Now, I have to admit that I have been attempting to get Angular 2 running in Visual Studio Core 1.0, with some success. That will be the subject of a future post. But for now, I have added gulp into the npm package.json file. That now likes like this:

  "version": "1.0.0",
  "name": "myfirstaspnetcoreapp",
  "private": true,
  "devDependencies": {},
  "dependencies": {
    "@angular/common": "2.0.0-rc.4",
    "@angular/compiler": "2.0.0-rc.4",
    "@angular/core": "2.0.0-rc.4",
    "@angular/http": "2.0.0-rc.4",
    "@angular/platform-browser": "2.0.0-rc.4",
    "@angular/platform-browser-dynamic": "2.0.0-rc.4",
    "@angular/router": "3.0.0-beta.2",
    "bootstrap": "^3.3.7",
    "core-js": "^2.4.0",
    "reflect-metadata": "^0.1.3",
    "rxjs": "5.0.0-beta.6",
    "systemjs": "0.19.27",
    "zone.js": "^0.6.12",
    "gulp": "^3.9.1",
    "rimraf": "^2.5.4"

At the bottom of this file are references to gulp and rimraf. Rimraf is the package for doing the unix equivalent of an rm -rf. Gulp is needed to support gulp in the Task Runner Explorer.

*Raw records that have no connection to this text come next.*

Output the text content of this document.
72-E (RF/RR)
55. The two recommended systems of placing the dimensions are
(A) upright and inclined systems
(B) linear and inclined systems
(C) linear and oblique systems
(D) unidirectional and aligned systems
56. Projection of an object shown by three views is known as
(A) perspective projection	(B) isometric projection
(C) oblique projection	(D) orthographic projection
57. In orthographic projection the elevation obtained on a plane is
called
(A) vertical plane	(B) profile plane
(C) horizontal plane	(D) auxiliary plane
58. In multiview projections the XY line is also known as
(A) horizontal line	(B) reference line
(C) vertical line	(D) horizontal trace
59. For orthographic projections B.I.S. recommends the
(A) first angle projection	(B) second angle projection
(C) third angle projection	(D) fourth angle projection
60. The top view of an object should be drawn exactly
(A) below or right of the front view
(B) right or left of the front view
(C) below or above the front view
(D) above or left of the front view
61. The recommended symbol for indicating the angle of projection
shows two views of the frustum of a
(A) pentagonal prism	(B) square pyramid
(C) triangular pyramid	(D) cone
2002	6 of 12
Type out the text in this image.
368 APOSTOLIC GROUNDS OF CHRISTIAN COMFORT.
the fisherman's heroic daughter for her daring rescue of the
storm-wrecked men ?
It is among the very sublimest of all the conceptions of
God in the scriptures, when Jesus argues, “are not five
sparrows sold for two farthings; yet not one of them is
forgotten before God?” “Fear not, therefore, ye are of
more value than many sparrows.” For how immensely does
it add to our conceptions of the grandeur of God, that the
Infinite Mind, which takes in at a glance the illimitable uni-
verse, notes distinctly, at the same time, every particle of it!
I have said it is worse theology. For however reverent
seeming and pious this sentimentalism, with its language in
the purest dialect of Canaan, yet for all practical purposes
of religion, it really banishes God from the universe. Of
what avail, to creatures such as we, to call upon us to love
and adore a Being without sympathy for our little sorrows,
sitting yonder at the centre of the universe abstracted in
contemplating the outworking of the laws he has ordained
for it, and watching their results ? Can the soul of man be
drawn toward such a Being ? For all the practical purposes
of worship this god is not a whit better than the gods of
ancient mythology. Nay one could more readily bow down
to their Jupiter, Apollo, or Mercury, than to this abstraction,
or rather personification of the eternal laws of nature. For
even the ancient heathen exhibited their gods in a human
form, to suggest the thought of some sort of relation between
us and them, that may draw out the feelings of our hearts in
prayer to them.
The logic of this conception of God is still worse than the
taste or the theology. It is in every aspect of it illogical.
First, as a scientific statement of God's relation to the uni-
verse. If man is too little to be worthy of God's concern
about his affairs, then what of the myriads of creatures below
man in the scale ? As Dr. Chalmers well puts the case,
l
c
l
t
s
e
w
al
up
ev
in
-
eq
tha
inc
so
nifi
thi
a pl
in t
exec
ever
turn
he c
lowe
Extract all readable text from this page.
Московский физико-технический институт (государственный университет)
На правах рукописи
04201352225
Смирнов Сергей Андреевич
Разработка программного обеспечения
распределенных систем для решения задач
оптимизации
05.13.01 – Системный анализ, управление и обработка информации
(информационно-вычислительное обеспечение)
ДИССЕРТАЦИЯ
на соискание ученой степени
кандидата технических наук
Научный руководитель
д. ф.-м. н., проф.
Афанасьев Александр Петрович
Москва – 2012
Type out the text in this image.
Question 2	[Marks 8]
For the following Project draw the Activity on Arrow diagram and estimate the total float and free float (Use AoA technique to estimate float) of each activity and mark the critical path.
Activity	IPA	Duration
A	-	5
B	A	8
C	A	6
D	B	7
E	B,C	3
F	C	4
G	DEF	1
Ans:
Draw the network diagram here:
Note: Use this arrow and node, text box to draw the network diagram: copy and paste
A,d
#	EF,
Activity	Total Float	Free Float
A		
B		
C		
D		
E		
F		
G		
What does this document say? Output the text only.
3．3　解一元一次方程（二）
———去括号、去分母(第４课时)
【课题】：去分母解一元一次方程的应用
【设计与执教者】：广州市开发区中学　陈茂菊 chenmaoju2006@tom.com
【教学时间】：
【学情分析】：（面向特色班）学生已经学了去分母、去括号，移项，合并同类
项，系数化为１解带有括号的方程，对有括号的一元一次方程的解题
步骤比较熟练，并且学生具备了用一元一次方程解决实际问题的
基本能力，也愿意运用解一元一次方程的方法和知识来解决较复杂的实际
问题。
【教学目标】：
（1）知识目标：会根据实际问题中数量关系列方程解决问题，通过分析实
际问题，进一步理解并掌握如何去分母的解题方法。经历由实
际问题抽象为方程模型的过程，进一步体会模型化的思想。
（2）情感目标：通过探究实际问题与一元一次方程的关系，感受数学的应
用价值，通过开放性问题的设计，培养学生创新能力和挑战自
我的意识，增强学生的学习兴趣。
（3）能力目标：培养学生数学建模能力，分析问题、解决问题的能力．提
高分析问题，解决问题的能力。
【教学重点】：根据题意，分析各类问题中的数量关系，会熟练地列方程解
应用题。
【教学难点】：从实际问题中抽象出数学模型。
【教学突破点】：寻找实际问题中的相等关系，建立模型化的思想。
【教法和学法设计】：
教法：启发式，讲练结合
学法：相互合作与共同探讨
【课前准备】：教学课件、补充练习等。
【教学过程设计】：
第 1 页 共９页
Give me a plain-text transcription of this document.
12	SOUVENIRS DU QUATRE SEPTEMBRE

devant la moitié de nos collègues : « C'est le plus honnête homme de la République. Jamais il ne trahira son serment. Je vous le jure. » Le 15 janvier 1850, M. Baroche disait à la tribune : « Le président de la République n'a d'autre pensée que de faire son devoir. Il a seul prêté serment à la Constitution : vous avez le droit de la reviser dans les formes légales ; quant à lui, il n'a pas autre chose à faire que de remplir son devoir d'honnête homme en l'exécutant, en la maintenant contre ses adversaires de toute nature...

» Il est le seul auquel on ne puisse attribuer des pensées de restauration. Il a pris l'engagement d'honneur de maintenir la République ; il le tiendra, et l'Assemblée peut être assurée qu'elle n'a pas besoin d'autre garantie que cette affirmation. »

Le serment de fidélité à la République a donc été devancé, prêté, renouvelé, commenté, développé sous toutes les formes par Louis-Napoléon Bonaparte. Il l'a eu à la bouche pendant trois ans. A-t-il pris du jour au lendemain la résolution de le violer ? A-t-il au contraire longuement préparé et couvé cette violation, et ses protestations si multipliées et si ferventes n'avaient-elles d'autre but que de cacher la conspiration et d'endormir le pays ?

Next I added the gulp configuration file to the top level of my project. Right click on MyFirstAspNetCoreApp and click Add New Item, then select Gulp Configuration File. The Gulp Configuration File is a javascript file called gulpfile.js. Keep that name and click Add.

Open up gulpfile.js, and paste in the following code:

var gulp = require("gulp"),
    rimraf = require("rimraf");

var paths = {
  webroot: "./wwwroot/",
  node_modules: "./node_modules/"

paths.libDest = paths.webroot + "node_modules/";

gulp.task("clean:node_modules", function (cb) {
  rimraf(paths.libDest, cb);

gulp.task("copy:node_modules", ["clean:node_modules"], function () {

  var node_modules = gulp.src(paths.node_modules + "/**")
                    .pipe(gulp.dest(paths.libDest + ""));

  return node_modules;

What this code does is copy the entire nested contents of node_modules in the root folder to node_modules under wwwroot. Now, I wouldn’t ordinarily finish here, as you really should be more specific about the content you’re actually copying. But to keep it simple, I have settled on this for now.

Next, open up the Task Runner Explorer. If you can’t see it at the bottom of your screen, it is found under View > Other Windows > Task Runner Explorer.

After building my app, the task runner explorer looks like this for me.


Now I can right-click on the copy:node_modules task and click Run. If you notice in gulpfile.js, there is a dependency on clean:node_modules, so that will run clean as well. You shouldn’t need to run this every time you compile the application. You only need to run this when adding and removing npm packages. Nothing changes in the meanwhile.

Now, when you you go to wwwroot and Show All Files, you should see the node_modules folder has been copied.

The files within node_modules are now available to be added into your html.